The diet should also be supplemented with calcium and multivitamins to ensure good health. Suitable multivitamin and calcium powders can also be purchased from pet and reptile stores and these should be incorporated into the diet by mixing the powder into the salad mix or dusting insects in multivitamin and calcium powder prior to feeding at the suggested ratio.
Juvenile lizards should be fed every day and adult lizards should be fed 3 times per week.
An example of an amount and type of food to feed an adult Blue-tongue lizard weekly is:
- 50 grams of ‘Salad mix’ three times per week on Monday, Wednesday and Friday.
- Occasionally (once per week) a small number of insects, five crickets or wood roaches dusted with multivitamin and calcium powder. It is recommended to hand feed off forceps most of the insects to the lizards and also to release some into the enclosure for the animals to feed on naturally.
This diet is an example only. Individual animals may require more or less depending on their body condition and age.

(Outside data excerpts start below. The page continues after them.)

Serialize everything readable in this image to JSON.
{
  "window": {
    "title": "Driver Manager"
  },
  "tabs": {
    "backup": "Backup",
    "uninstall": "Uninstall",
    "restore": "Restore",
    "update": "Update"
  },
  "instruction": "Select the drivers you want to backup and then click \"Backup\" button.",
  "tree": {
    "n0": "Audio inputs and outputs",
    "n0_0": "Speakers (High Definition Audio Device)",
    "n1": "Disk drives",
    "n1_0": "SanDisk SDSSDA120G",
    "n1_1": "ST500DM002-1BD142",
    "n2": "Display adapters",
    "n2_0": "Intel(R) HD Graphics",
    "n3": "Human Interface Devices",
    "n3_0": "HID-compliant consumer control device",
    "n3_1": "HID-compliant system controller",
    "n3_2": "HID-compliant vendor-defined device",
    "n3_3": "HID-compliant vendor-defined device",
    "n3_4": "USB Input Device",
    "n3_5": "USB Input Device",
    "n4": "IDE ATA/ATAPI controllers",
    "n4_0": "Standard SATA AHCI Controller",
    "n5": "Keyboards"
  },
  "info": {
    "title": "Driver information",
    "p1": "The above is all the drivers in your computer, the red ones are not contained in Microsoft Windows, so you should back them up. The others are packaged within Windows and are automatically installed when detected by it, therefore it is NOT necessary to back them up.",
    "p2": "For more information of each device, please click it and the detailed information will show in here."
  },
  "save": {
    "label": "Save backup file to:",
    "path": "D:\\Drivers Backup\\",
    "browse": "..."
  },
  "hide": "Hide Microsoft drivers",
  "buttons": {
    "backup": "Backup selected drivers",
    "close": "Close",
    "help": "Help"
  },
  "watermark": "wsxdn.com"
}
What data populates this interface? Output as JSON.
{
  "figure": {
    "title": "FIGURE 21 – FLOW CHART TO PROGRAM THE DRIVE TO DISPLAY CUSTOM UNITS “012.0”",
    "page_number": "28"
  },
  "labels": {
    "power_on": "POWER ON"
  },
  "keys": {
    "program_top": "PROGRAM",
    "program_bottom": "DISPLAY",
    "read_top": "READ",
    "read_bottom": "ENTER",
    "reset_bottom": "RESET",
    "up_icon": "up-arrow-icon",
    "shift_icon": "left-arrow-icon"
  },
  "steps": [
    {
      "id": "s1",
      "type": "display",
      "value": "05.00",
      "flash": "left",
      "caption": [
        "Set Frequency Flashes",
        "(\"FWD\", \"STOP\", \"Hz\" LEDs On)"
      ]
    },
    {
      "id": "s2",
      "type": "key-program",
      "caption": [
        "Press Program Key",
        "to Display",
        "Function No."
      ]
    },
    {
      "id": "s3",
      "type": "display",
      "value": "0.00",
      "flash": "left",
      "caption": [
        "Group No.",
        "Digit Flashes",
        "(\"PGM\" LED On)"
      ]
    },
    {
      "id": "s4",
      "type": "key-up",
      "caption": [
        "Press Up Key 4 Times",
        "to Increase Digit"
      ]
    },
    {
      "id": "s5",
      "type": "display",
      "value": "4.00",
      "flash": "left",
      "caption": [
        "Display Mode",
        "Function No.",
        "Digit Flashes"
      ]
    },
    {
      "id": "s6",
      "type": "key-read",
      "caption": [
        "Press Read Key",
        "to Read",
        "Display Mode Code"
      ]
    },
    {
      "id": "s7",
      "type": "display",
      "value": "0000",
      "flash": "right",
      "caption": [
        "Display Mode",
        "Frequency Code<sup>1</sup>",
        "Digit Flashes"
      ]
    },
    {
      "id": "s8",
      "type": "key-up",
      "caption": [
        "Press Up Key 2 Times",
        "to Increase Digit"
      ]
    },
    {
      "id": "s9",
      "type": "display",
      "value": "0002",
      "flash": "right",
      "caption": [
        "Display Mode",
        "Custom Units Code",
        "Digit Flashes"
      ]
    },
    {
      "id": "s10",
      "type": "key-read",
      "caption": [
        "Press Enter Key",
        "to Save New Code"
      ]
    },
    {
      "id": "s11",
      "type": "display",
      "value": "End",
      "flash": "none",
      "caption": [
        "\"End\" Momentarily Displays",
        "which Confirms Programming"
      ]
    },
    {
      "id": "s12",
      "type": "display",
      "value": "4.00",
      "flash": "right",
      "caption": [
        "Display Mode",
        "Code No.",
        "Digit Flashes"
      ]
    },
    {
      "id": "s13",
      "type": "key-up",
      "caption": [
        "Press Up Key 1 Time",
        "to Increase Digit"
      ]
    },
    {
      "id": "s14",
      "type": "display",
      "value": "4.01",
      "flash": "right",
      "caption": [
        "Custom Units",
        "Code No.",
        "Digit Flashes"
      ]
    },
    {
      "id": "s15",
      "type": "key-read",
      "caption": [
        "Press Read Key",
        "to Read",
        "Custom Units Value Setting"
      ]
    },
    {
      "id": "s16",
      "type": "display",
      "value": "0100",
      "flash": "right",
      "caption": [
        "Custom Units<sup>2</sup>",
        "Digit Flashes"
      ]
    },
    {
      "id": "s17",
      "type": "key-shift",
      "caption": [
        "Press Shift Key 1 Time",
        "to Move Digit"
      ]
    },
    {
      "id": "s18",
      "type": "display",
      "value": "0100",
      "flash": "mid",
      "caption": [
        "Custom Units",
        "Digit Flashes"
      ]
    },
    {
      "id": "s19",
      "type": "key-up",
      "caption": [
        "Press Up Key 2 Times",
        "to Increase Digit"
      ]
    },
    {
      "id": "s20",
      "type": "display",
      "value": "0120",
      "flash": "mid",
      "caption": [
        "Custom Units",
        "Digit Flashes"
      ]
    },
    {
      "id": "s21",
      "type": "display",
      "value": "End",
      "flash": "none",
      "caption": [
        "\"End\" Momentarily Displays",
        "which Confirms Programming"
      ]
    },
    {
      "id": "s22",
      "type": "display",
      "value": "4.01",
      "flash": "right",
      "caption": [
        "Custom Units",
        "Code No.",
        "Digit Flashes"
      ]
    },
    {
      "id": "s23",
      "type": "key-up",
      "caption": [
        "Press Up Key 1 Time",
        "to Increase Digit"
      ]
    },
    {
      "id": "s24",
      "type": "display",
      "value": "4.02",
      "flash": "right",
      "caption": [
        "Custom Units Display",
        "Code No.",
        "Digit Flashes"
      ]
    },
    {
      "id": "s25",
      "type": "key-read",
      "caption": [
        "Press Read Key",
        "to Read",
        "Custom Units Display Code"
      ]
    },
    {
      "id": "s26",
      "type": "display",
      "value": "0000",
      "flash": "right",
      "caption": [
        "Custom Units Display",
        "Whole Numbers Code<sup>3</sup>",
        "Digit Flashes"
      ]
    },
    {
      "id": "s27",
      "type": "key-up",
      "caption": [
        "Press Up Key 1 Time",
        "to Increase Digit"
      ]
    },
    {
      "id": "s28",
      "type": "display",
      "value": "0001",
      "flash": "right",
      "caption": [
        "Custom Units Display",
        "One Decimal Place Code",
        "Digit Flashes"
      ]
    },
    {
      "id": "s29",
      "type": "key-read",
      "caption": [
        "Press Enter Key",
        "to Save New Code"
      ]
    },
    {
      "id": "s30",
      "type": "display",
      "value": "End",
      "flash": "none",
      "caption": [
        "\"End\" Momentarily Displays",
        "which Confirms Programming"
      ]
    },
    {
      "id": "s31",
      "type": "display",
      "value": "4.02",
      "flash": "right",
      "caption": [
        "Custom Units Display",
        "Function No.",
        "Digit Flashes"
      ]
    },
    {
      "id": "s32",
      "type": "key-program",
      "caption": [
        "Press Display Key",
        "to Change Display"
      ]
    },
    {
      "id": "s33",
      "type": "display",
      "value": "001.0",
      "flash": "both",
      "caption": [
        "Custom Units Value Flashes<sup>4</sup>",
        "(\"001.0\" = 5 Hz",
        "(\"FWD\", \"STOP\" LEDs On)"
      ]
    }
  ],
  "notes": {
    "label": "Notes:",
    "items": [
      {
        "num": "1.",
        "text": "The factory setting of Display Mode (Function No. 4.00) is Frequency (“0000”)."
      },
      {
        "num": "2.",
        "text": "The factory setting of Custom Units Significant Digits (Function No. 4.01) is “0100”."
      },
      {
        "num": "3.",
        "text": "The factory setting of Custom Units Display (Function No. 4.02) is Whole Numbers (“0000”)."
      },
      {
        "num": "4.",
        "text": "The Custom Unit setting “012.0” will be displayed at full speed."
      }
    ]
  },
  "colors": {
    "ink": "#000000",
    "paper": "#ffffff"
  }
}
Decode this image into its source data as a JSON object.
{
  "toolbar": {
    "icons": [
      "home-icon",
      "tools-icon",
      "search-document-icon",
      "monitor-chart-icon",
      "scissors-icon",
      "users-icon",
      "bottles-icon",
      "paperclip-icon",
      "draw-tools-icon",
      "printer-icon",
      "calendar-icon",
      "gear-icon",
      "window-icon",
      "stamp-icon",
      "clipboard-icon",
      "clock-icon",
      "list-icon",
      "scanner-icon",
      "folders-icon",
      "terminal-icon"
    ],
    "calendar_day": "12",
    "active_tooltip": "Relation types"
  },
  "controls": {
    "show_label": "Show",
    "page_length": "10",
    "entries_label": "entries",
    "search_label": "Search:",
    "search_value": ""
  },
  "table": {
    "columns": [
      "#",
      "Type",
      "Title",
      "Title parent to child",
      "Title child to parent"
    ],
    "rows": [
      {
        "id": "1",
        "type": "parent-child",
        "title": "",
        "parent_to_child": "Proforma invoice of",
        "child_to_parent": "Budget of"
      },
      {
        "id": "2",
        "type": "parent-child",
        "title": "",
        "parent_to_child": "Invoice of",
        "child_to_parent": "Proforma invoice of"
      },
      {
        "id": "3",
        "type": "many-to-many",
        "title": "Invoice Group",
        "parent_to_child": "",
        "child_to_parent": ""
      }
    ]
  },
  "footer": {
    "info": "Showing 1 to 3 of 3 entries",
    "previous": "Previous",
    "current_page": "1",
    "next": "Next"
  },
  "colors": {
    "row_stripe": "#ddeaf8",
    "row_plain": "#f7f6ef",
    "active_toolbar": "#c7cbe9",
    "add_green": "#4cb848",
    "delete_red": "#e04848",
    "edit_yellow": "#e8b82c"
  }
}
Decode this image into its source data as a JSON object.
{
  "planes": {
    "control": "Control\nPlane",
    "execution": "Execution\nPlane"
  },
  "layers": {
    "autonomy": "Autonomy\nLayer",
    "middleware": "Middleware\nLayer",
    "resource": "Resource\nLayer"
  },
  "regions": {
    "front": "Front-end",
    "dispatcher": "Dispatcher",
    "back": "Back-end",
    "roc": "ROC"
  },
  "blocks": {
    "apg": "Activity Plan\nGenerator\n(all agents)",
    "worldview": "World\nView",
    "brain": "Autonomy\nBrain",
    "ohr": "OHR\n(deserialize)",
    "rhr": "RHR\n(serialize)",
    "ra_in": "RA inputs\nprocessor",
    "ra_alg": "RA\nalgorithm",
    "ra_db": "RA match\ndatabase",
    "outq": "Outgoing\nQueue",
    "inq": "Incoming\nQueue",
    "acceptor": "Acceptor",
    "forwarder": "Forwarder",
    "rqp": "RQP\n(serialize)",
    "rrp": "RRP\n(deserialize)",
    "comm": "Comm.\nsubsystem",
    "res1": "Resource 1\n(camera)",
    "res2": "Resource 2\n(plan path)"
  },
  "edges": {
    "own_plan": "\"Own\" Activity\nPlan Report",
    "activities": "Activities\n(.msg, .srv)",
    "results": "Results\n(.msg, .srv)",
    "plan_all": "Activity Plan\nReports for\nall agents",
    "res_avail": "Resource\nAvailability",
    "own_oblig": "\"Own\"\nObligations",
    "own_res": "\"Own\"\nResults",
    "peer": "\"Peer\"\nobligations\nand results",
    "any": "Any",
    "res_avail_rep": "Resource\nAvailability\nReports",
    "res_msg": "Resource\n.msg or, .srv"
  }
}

Any uneaten food or insects should be removed from the enclosure daily.
Food dishes that are used for salad mix and vegetables should be cleaned with detergent after every use and any food left in dishes should be removed daily.
Salad mix recipe
The mix should include the following:
- Chopped into bite-sized pieces:
- Bok choy
- Cos lettuce.
- Diced into very fine pieces:
- Sweet potatoes
Add alfalfa sprouts, mung beans and chopped hard-boiled egg and dust with calcium and multivitamin powder as per the product directions.
Indoor enclosures including tanks and aquariums must be spot cleaned daily to remove faeces and any uneaten food. Water dishes must be cleaned weekly and food dishes cleaned after each feeding day. Full tank cleans including complete soil/substrate changes should be carried out every term (10 weeks) or 1 – 3 months as required. A full tank clean should include a complete soil change, cleaning furniture if required and cleaning and disinfecting glass and other surfaces. If paper is used on the floor of the tank this should be replaced regularly, even daily if needed.
Outdoor enclosures must be spot cleaned regularly to remove faeces and uneaten food. While larger enclosures may not appear to need cleaning as frequently, it is good practice to still clean enclosures daily to reduce buildup of waste. Soil changes should be carried out if required.